Friday, September 4, 2009

Starting Out

Ok ok ok, I finally caved and started a blog. I guess that makes me only several years behind the times. Most people reading this probably know me pretty well, but for the rest, "Hi, I'm Heather Schultz...and you are?" *shakes hands*
I'm not sure why I decided to start a blog or if I'll keep it up. I tend to prefer writing by hand...it just seems more personal, you know? That, and I like to underline words for emphasize, so now I have to take the time to italicize the words I want to stand out. But, on the other hand (no pun futurely intended), this gives me less writer's cramp.
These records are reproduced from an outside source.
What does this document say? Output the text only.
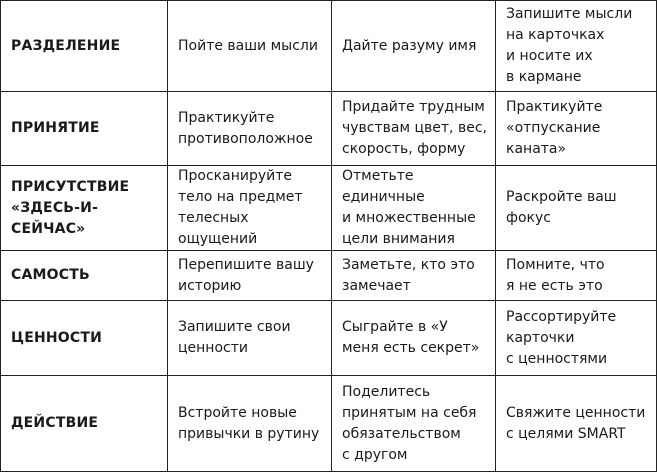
РАЗДЕЛЕНИЕ	Пойте ваши мысли	Дайте разуму имя	Запишите мысли
на карточках
и носите их
в кармане
ПРИНЯТИЕ	Практикуйте
противоположное	Придайте трудным
чувствам цвет, вес,
скорость, форму	Практикуйте
«отпускание
каната»
ПРИСУТСТВИЕ
«ЗДЕСЬ-И-СЕЙЧАС»	Просканируйте
тело на предмет
телесных
ощущений	Отметьте
единичные
и множественные
цели внимания	Раскройте ваш
фокус
САМОСТЬ	Перепишите вашу
историю	Заметьте, кто это
замечает	Помните, что
я не есть это
ЦЕННОСТИ	Запишите свои
ценности	Сыграйте в «У
меня есть секрет»	Рассортируйте
карточки
с ценностями
ДЕЙСТВИЕ	Встройте новые
привычки в рутину	Поделитесь
принятым на себя
обязательством
с другом	Свяжите ценности
с целями SMART
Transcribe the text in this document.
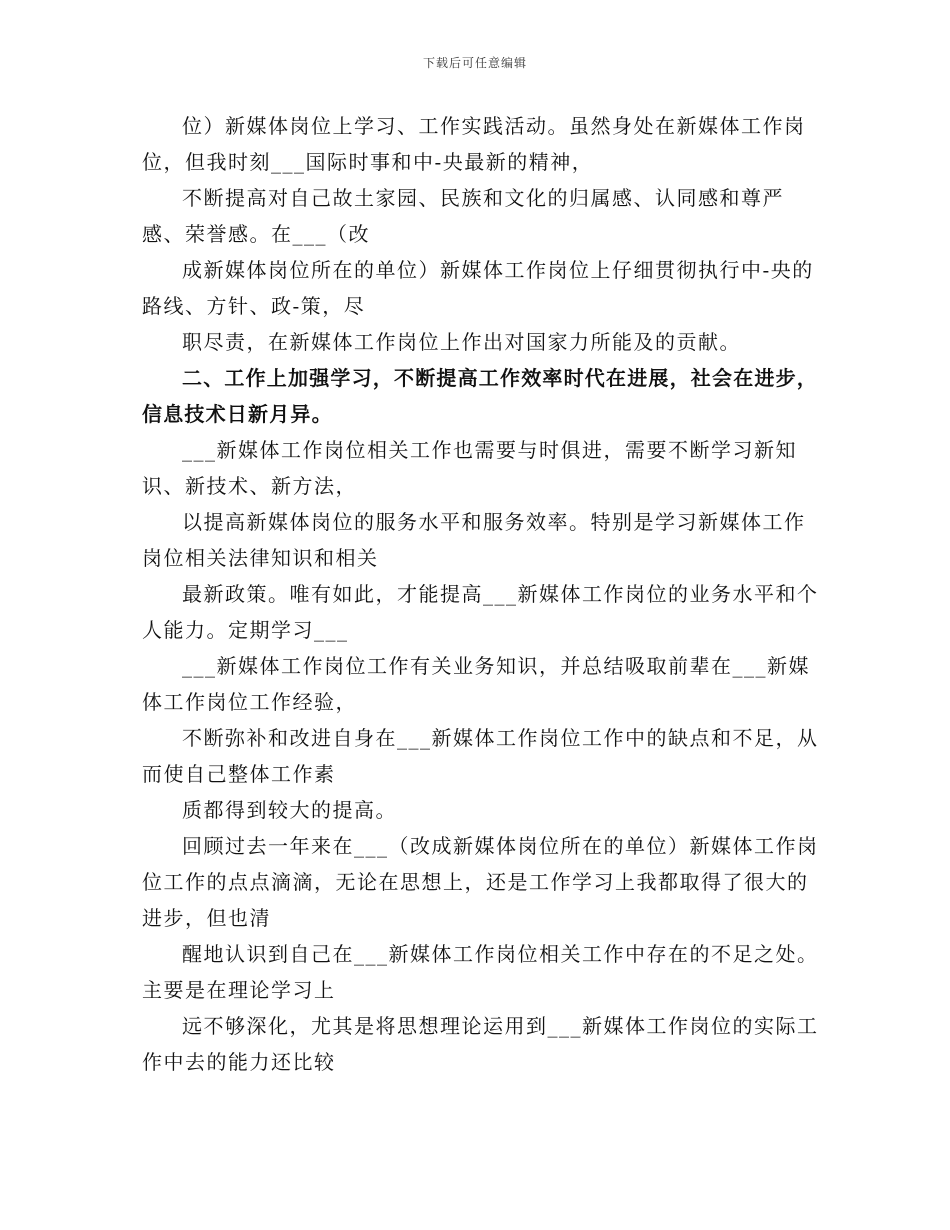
下载后可任意编辑

位）新媒体岗位上学习、工作实践活动。虽然身处在新媒体工作岗位，但我时刻___国际时事和中-央最新的精神，

不断提高对自己故土家园、民族和文化的归属感、认同感和尊严感、荣誉感。在___（改

成新媒体岗位所在的单位）新媒体工作岗位上仔细贯彻执行中-央的路线、方针、政-策，尽

职尽责，在新媒体工作岗位上作出对国家力所能及的贡献。

二、工作上加强学习，不断提高工作效率时代在进展，社会在进步，信息技术日新月异。

___新媒体工作岗位相关工作也需要与时俱进，需要不断学习新知识、新技术、新方法，

以提高新媒体岗位的服务水平和服务效率。特别是学习新媒体工作岗位相关法律知识和相关

最新政策。唯有如此，才能提高___新媒体工作岗位的业务水平和个人能力。定期学习___

___新媒体工作岗位工作有关业务知识，并总结吸取前辈在___新媒体工作岗位工作经验，

不断弥补和改进自身在___新媒体工作岗位工作中的缺点和不足，从而使自己整体工作素

质都得到较大的提高。

回顾过去一年来在___（改成新媒体岗位所在的单位）新媒体工作岗位工作的点点滴滴，无论在思想上，还是工作学习上我都取得了很大的进步，但也清

醒地认识到自己在___新媒体工作岗位相关工作中存在的不足之处。主要是在理论学习上

远不够深化，尤其是将思想理论运用到___新媒体工作岗位的实际工作中去的能力还比较
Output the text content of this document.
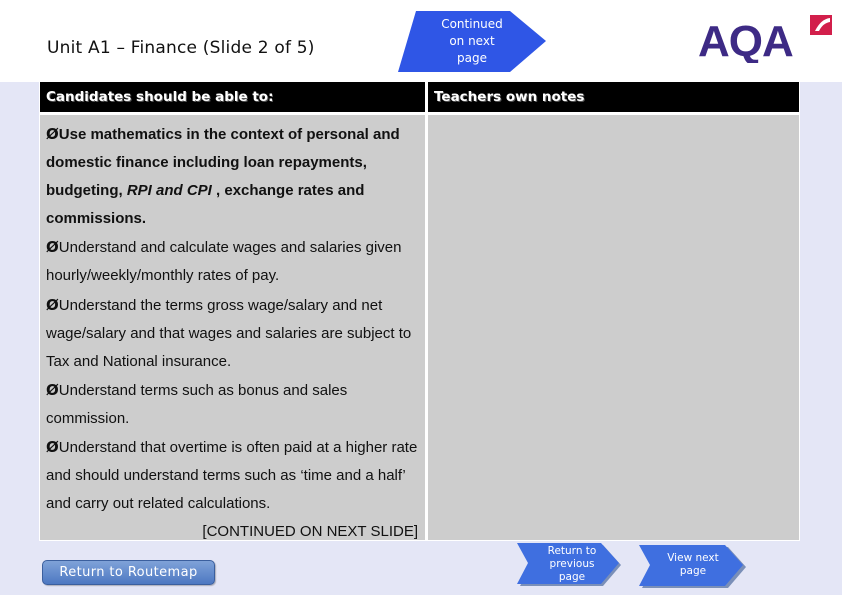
Unit A1 – Finance (Slide 2 of 5)
Continued
on next
page	AQA
Candidates should be able to:	Teachers own notes

ØUse mathematics in the context of personal and domestic finance including loan repayments, budgeting, RPI and CPI , exchange rates and commissions.

ØUnderstand and calculate wages and salaries given hourly/weekly/monthly rates of pay.

ØUnderstand the terms gross wage/salary and net wage/salary and that wages and salaries are subject to Tax and National insurance.

ØUnderstand terms such as bonus and sales commission.

ØUnderstand that overtime is often paid at a higher rate and should understand terms such as ‘time and a half’ and carry out related calculations.

[CONTINUED ON NEXT SLIDE]

Return to Routemap
Return to
previous
page
View next
page
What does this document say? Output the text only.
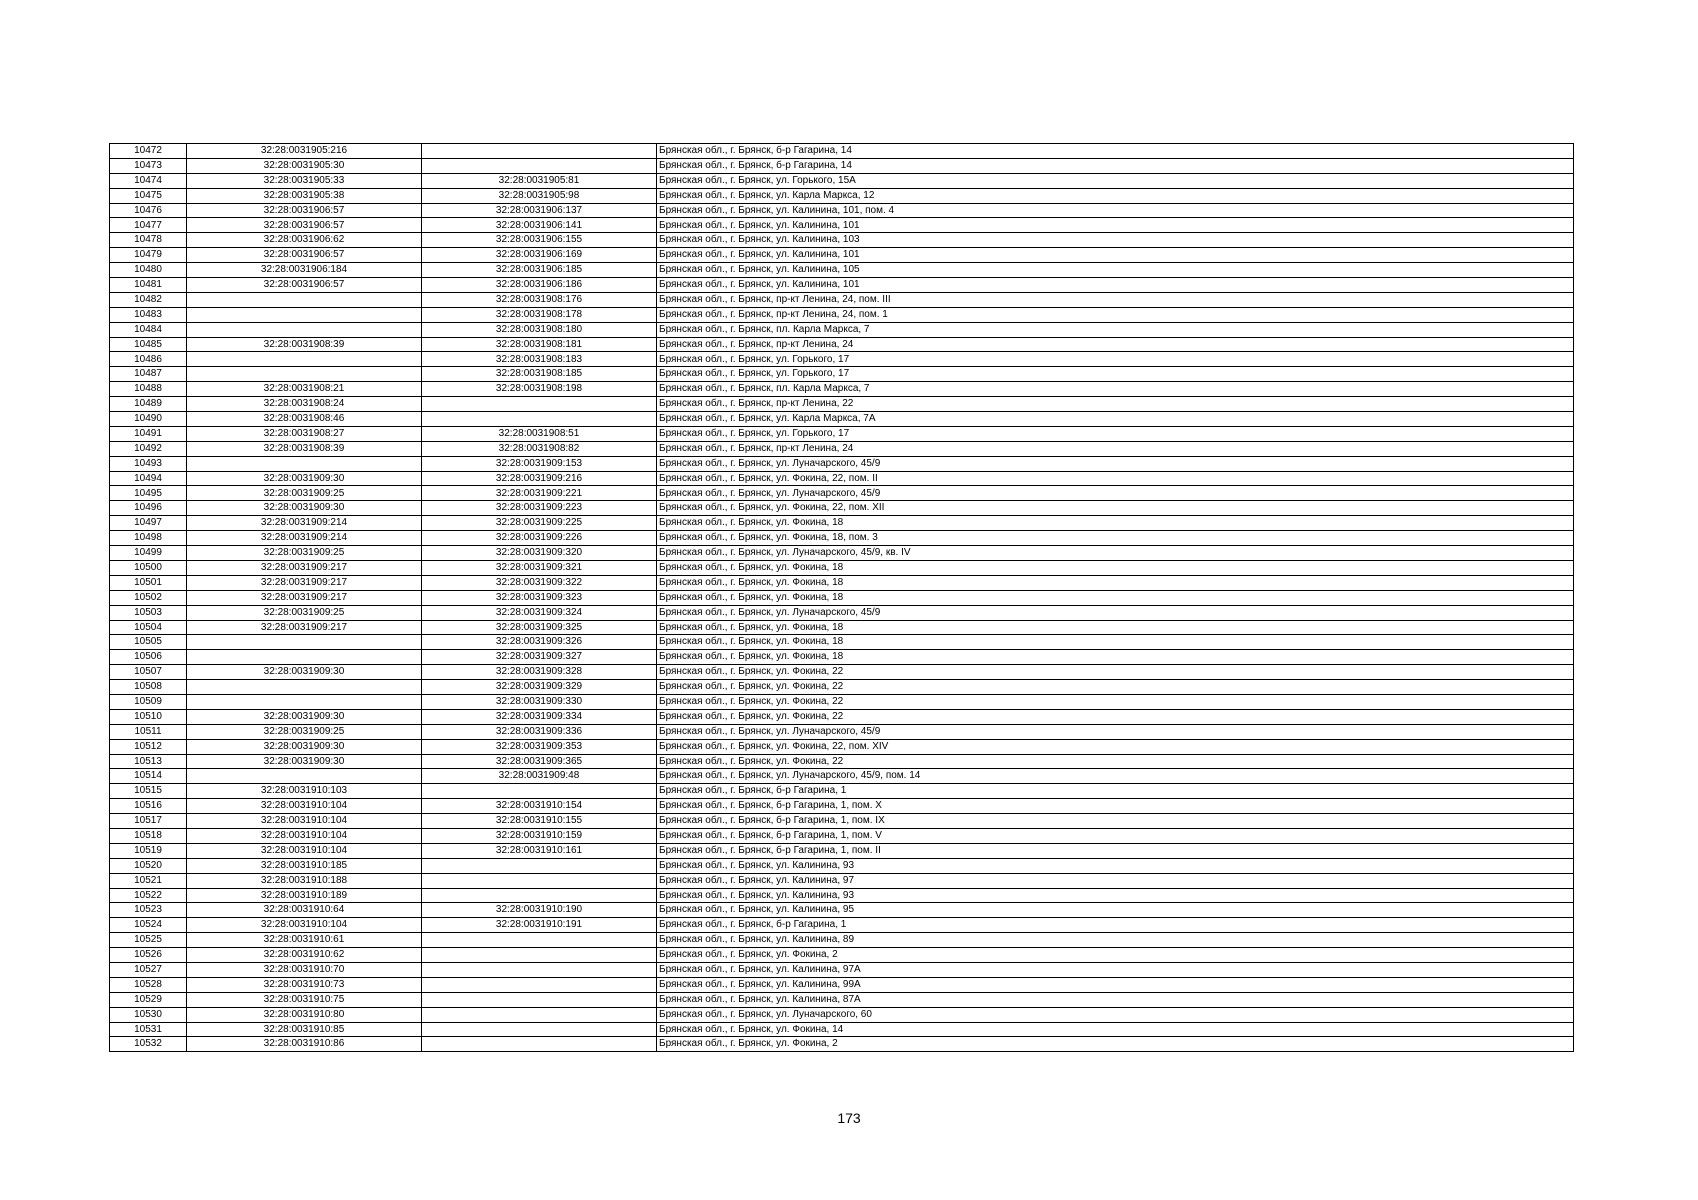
10472	32:28:0031905:216		Брянская обл., г. Брянск, б-р Гагарина, 14
10473	32:28:0031905:30		Брянская обл., г. Брянск, б-р Гагарина, 14
10474	32:28:0031905:33	32:28:0031905:81	Брянская обл., г. Брянск, ул. Горького, 15А
10475	32:28:0031905:38	32:28:0031905:98	Брянская обл., г. Брянск, ул. Карла Маркса, 12
10476	32:28:0031906:57	32:28:0031906:137	Брянская обл., г. Брянск, ул. Калинина, 101, пом. 4
10477	32:28:0031906:57	32:28:0031906:141	Брянская обл., г. Брянск, ул. Калинина, 101
10478	32:28:0031906:62	32:28:0031906:155	Брянская обл., г. Брянск, ул. Калинина, 103
10479	32:28:0031906:57	32:28:0031906:169	Брянская обл., г. Брянск, ул. Калинина, 101
10480	32:28:0031906:184	32:28:0031906:185	Брянская обл., г. Брянск, ул. Калинина, 105
10481	32:28:0031906:57	32:28:0031906:186	Брянская обл., г. Брянск, ул. Калинина, 101
10482		32:28:0031908:176	Брянская обл., г. Брянск, пр-кт Ленина, 24, пом. III
10483		32:28:0031908:178	Брянская обл., г. Брянск, пр-кт Ленина, 24, пом. 1
10484		32:28:0031908:180	Брянская обл., г. Брянск, пл. Карла Маркса, 7
10485	32:28:0031908:39	32:28:0031908:181	Брянская обл., г. Брянск, пр-кт Ленина, 24
10486		32:28:0031908:183	Брянская обл., г. Брянск, ул. Горького, 17
10487		32:28:0031908:185	Брянская обл., г. Брянск, ул. Горького, 17
10488	32:28:0031908:21	32:28:0031908:198	Брянская обл., г. Брянск, пл. Карла Маркса, 7
10489	32:28:0031908:24		Брянская обл., г. Брянск, пр-кт Ленина, 22
10490	32:28:0031908:46		Брянская обл., г. Брянск, ул. Карла Маркса, 7А
10491	32:28:0031908:27	32:28:0031908:51	Брянская обл., г. Брянск, ул. Горького, 17
10492	32:28:0031908:39	32:28:0031908:82	Брянская обл., г. Брянск, пр-кт Ленина, 24
10493		32:28:0031909:153	Брянская обл., г. Брянск, ул. Луначарского, 45/9
10494	32:28:0031909:30	32:28:0031909:216	Брянская обл., г. Брянск, ул. Фокина, 22, пом. II
10495	32:28:0031909:25	32:28:0031909:221	Брянская обл., г. Брянск, ул. Луначарского, 45/9
10496	32:28:0031909:30	32:28:0031909:223	Брянская обл., г. Брянск, ул. Фокина, 22, пом. XII
10497	32:28:0031909:214	32:28:0031909:225	Брянская обл., г. Брянск, ул. Фокина, 18
10498	32:28:0031909:214	32:28:0031909:226	Брянская обл., г. Брянск, ул. Фокина, 18, пом. 3
10499	32:28:0031909:25	32:28:0031909:320	Брянская обл., г. Брянск, ул. Луначарского, 45/9, кв. IV
10500	32:28:0031909:217	32:28:0031909:321	Брянская обл., г. Брянск, ул. Фокина, 18
10501	32:28:0031909:217	32:28:0031909:322	Брянская обл., г. Брянск, ул. Фокина, 18
10502	32:28:0031909:217	32:28:0031909:323	Брянская обл., г. Брянск, ул. Фокина, 18
10503	32:28:0031909:25	32:28:0031909:324	Брянская обл., г. Брянск, ул. Луначарского, 45/9
10504	32:28:0031909:217	32:28:0031909:325	Брянская обл., г. Брянск, ул. Фокина, 18
10505		32:28:0031909:326	Брянская обл., г. Брянск, ул. Фокина, 18
10506		32:28:0031909:327	Брянская обл., г. Брянск, ул. Фокина, 18
10507	32:28:0031909:30	32:28:0031909:328	Брянская обл., г. Брянск, ул. Фокина, 22
10508		32:28:0031909:329	Брянская обл., г. Брянск, ул. Фокина, 22
10509		32:28:0031909:330	Брянская обл., г. Брянск, ул. Фокина, 22
10510	32:28:0031909:30	32:28:0031909:334	Брянская обл., г. Брянск, ул. Фокина, 22
10511	32:28:0031909:25	32:28:0031909:336	Брянская обл., г. Брянск, ул. Луначарского, 45/9
10512	32:28:0031909:30	32:28:0031909:353	Брянская обл., г. Брянск, ул. Фокина, 22, пом. XIV
10513	32:28:0031909:30	32:28:0031909:365	Брянская обл., г. Брянск, ул. Фокина, 22
10514		32:28:0031909:48	Брянская обл., г. Брянск, ул. Луначарского, 45/9, пом. 14
10515	32:28:0031910:103		Брянская обл., г. Брянск, б-р Гагарина, 1
10516	32:28:0031910:104	32:28:0031910:154	Брянская обл., г. Брянск, б-р Гагарина, 1, пом. X
10517	32:28:0031910:104	32:28:0031910:155	Брянская обл., г. Брянск, б-р Гагарина, 1, пом. IX
10518	32:28:0031910:104	32:28:0031910:159	Брянская обл., г. Брянск, б-р Гагарина, 1, пом. V
10519	32:28:0031910:104	32:28:0031910:161	Брянская обл., г. Брянск, б-р Гагарина, 1, пом. II
10520	32:28:0031910:185		Брянская обл., г. Брянск, ул. Калинина, 93
10521	32:28:0031910:188		Брянская обл., г. Брянск, ул. Калинина, 97
10522	32:28:0031910:189		Брянская обл., г. Брянск, ул. Калинина, 93
10523	32:28:0031910:64	32:28:0031910:190	Брянская обл., г. Брянск, ул. Калинина, 95
10524	32:28:0031910:104	32:28:0031910:191	Брянская обл., г. Брянск, б-р Гагарина, 1
10525	32:28:0031910:61		Брянская обл., г. Брянск, ул. Калинина, 89
10526	32:28:0031910:62		Брянская обл., г. Брянск, ул. Фокина, 2
10527	32:28:0031910:70		Брянская обл., г. Брянск, ул. Калинина, 97А
10528	32:28:0031910:73		Брянская обл., г. Брянск, ул. Калинина, 99А
10529	32:28:0031910:75		Брянская обл., г. Брянск, ул. Калинина, 87А
10530	32:28:0031910:80		Брянская обл., г. Брянск, ул. Луначарского, 60
10531	32:28:0031910:85		Брянская обл., г. Брянск, ул. Фокина, 14
10532	32:28:0031910:86		Брянская обл., г. Брянск, ул. Фокина, 2
173
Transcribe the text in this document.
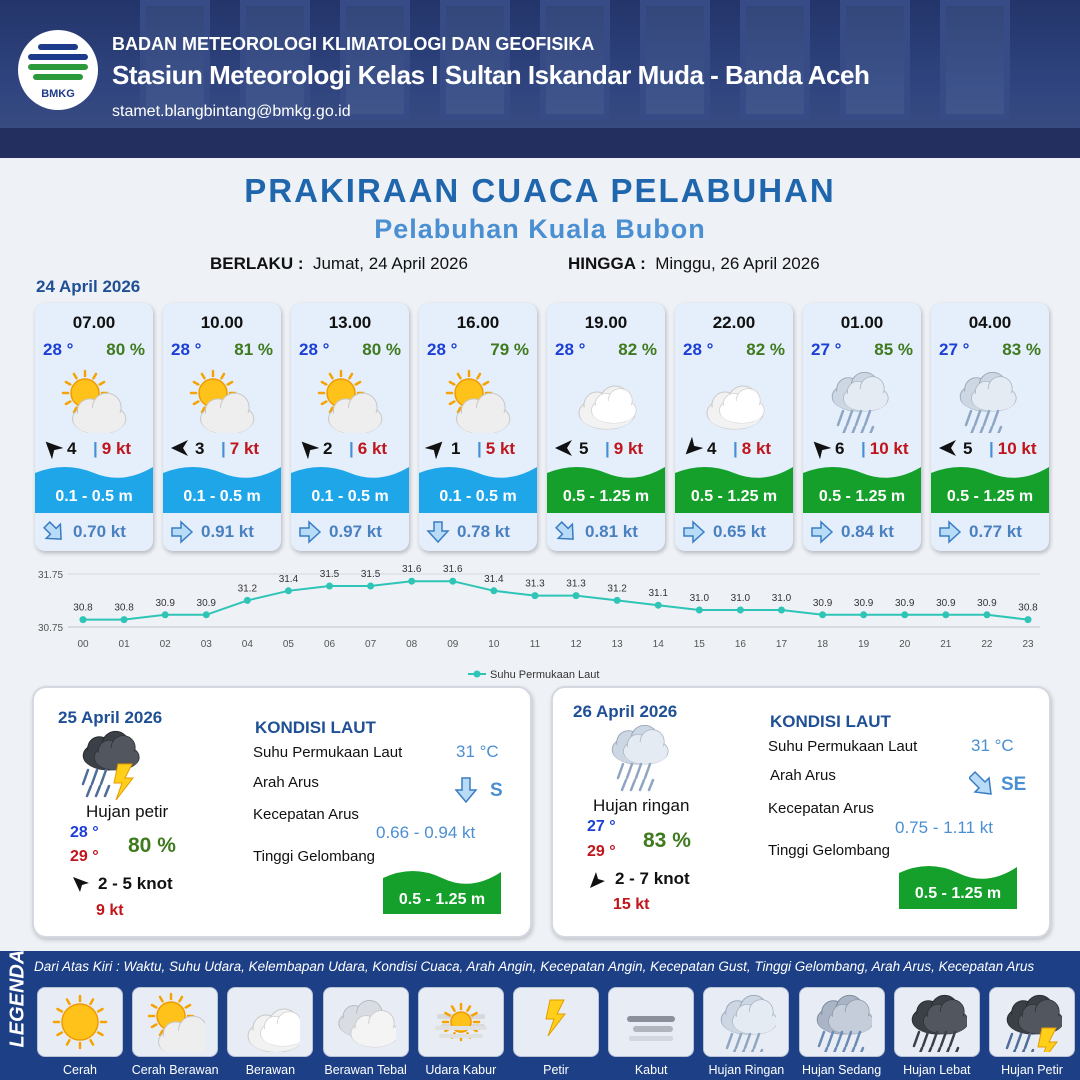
BMKG
BADAN METEOROLOGI KLIMATOLOGI DAN GEOFISIKA
Stasiun Meteorologi Kelas I Sultan Iskandar Muda - Banda Aceh
stamet.blangbintang@bmkg.go.id
PRAKIRAAN CUACA PELABUHAN
Pelabuhan Kuala Bubon
BERLAKU : Jumat, 24 April 2026	HINGGA : Minggu, 26 April 2026
24 April 2026
07.00
28 ° 80 %
4 | 9 kt
0.1 - 0.5 m
0.70 kt
10.00
28 ° 81 %
3 | 7 kt
0.1 - 0.5 m
0.91 kt
13.00
28 ° 80 %
2 | 6 kt
0.1 - 0.5 m
0.97 kt
16.00
28 ° 79 %
1 | 5 kt
0.1 - 0.5 m
0.78 kt
19.00
28 ° 82 %
5 | 9 kt
0.5 - 1.25 m
0.81 kt
22.00
28 ° 82 %
4 | 8 kt
0.5 - 1.25 m
0.65 kt
01.00
27 ° 85 %
6 | 10 kt
0.5 - 1.25 m
0.84 kt
04.00
27 ° 83 %
5 | 10 kt
0.5 - 1.25 m
0.77 kt
31.75
30.75
00	01	02	03	04	05	06	07	08	09	10	11	12	13	14	15	16	17	18	19	20	21	22	23
30.8 30.8 30.9 30.9
31.2
31.4 31.5 31.5 31.6 31.6
31.4 31.3 31.3 31.2 31.1 31.0 31.0 31.0 30.9 30.9 30.9 30.9 30.9 30.8
Suhu Permukaan Laut
25 April 2026
Hujan petir
28 °
29 ° 80 %
2 - 5 knot
9 kt
KONDISI LAUT
Suhu Permukaan Laut	31 °C
Arah Arus	S
Kecepatan Arus
0.66 - 0.94 kt
Tinggi Gelombang
0.5 - 1.25 m
26 April 2026
Hujan ringan
27 °
29 ° 83 %
2 - 7 knot
15 kt
KONDISI LAUT
Suhu Permukaan Laut	31 °C
Arah Arus	SE
Kecepatan Arus
0.75 - 1.11 kt
Tinggi Gelombang
0.5 - 1.25 m
LEGENDA Dari Atas Kiri : Waktu, Suhu Udara, Kelembapan Udara, Kondisi Cuaca, Arah Angin, Kecepatan Angin, Kecepatan Gust, Tinggi Gelombang, Arah Arus, Kecepatan Arus
Cerah	Cerah Berawan	Berawan	Berawan Tebal	Udara Kabur	Petir	Kabut	Hujan Ringan	Hujan Sedang	Hujan Lebat	Hujan Petir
But with writing by hand, it's also comforting when you have direct control over who reads what you write...but now I'm slipping into second person and that doesn't work well for a blog, does it? Dang it.
Well, now that I'm thinking about it, I think I started a blog because I want people to read something I've written instead of keeping it all to myself. Maybe it's a way for me to open up a little more, I don't know. It's so easy to write out haphazard thoughts, uncaring of their weight or implications, when you know no one will read them...but now I actually have to consider what I'm saying, if I'm even really saying anything.
Anyway, it's been a pretty tough week for me. My grandma Schultz passed away on Monday and suddenly I'm faced with that terrible notion of mortality. I hate mortality. It freaks me out. Sure, I know everyone must die, but I don't like remembering that I know it. It's so much easier to just forget until it happens to someone else. I hate that I'm going to die and afraid I will have countless regrets when I do. I keep wondering if gramma had any regrets. Somehow, I don't think she did, or maybe that just me trying to grasp for a comforting thought. But, really, I don't. I know she missed grampa terribly, but I wouldn't consider that a regret.
But I think that's why I'm so eager to get as much accomplished as possible right now. I want to do and see everyone that I can and never to look back on my life with reeeegreeeets. But, then again, I don't want to rush through my life, losing my appreciation for the simpler things. Like when the leaves change in autumn, or driving through a part of town I've never really noticed before. I don't want to get so lost in the rush of "am I doing as much as I could be?" and, instead, be pleased by what I do have.
So, as usual, I'm reminding myself, "Take a deep breath, spaz, and remember that you are so blessed."

1 comment:

  1. But, on the other hand (no pun futurely intended), this gives me less writer's cramp.

    I was thinking, "Futurely intended ... what's that mean?" then I finished the sentence. Brilliant.